Atwood’s book is a stark, simply told story of a society in which all rights are removed for women. They cannot work. They cannot maintain their own bank accounts or credit cards. They can either work in forced labor camps, as prostitutes, as caregivers for men, or as handmaids—surrogate mothers—for the wealthy, well to do, and well positioned. Men are in charge. It’s a riveting read and well worth public attention. The most recent documented attempts to ban the book in American high schools—in 2020—failed, and the book was retained.
Not only is Atwood’s novel socially relevant and a serious warning for citizens not considering the body politic—it’s inspired me to learn more about body autonomy and integrity as human rights issues—it’s a very well written book. Largely considered a dystopian novel, I’d suggest it qualifies as social science fiction in which society, politics, and culture become the speculative technology under consideration. I view it on par with Ray Bradury’s Fahrenheit 451, Anthony Burgess’s A Clockwork Orange, Aldous Huxley’s Brave New World, George Orwell’s 1984, and Ayn Rand’s Anthem. Cautionary tales for times of societal unrest and upheaval.
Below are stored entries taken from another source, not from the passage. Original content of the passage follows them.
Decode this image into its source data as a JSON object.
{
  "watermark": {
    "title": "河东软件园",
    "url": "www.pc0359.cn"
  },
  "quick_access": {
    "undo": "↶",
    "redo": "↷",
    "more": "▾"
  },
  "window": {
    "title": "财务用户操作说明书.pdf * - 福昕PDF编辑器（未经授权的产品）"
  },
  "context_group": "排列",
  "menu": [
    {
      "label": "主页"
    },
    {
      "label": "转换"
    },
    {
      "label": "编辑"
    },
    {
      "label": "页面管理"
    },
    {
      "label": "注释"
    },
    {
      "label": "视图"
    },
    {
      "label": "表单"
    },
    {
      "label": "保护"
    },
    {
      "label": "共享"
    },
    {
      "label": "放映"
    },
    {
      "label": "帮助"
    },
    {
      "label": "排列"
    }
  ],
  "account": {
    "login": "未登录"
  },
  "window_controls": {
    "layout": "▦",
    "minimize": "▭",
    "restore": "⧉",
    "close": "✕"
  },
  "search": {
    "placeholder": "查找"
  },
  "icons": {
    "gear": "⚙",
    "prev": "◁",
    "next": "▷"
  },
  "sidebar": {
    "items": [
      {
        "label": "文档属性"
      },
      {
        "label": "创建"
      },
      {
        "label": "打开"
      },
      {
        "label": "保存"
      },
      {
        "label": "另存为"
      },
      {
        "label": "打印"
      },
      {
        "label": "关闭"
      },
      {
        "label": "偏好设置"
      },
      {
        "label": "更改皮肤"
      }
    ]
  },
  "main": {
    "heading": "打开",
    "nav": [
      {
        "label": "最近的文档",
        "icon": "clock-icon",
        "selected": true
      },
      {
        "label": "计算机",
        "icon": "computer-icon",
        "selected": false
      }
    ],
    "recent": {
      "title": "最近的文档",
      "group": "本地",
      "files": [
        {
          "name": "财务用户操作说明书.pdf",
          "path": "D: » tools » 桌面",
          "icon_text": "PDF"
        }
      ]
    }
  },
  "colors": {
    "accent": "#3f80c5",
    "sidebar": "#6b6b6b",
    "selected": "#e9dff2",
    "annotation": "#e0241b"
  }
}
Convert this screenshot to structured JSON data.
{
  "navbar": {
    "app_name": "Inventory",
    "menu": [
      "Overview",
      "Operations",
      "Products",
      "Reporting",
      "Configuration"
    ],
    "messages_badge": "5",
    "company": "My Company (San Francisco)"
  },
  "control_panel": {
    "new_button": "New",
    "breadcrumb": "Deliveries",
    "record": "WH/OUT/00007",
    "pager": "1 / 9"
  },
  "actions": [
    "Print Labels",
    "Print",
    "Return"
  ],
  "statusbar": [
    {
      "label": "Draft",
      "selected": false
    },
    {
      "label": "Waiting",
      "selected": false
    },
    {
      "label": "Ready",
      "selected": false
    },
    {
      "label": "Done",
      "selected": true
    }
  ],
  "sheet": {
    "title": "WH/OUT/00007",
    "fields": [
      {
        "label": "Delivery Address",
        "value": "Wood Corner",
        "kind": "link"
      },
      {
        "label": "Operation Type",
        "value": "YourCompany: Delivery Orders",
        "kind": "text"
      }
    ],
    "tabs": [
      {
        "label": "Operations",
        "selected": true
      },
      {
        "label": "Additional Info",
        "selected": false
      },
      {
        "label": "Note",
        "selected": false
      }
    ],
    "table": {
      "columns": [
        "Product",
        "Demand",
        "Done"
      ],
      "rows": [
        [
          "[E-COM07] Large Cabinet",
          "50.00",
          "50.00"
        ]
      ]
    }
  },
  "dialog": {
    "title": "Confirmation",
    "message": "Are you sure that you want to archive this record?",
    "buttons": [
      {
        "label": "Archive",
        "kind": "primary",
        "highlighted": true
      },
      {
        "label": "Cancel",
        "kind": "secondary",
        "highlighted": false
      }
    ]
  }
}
The end piece, “Historical Notes on The Handmaid’s Tale,” is offered as a fictional academic paper and presentation delivered at the Twelfth Symposium on Gileadean Studies. The paper examines the discovery and legitimacy of the document, its potential authorship, and the impact of the Gilead regime. Along the lines of social science fiction, it also mentions the “top-secret Sons of Jacob Think Tanks, at which the philosophy and social structure of Gilead were hammered out.” Yes, the persecution of women was planned and socially engineered, with the Sons of Jacob in stark opposition to Isaac Asimov’s Foundation, which was entrusted to preserve and protect human knowledge in order to rise from the ashes of a collapsed society.
The Handmaid’s Tale is about the societal collapse in terms of the removal of citizens’ rights, and the first generation of women to experience it—the transition. To paraphrase the Aunts—female educators and wardens—that first generation will get used to it, and future generations of women won’t know any better because they won’t know the way things were before Gilead. That, I think, is the true horror of the book.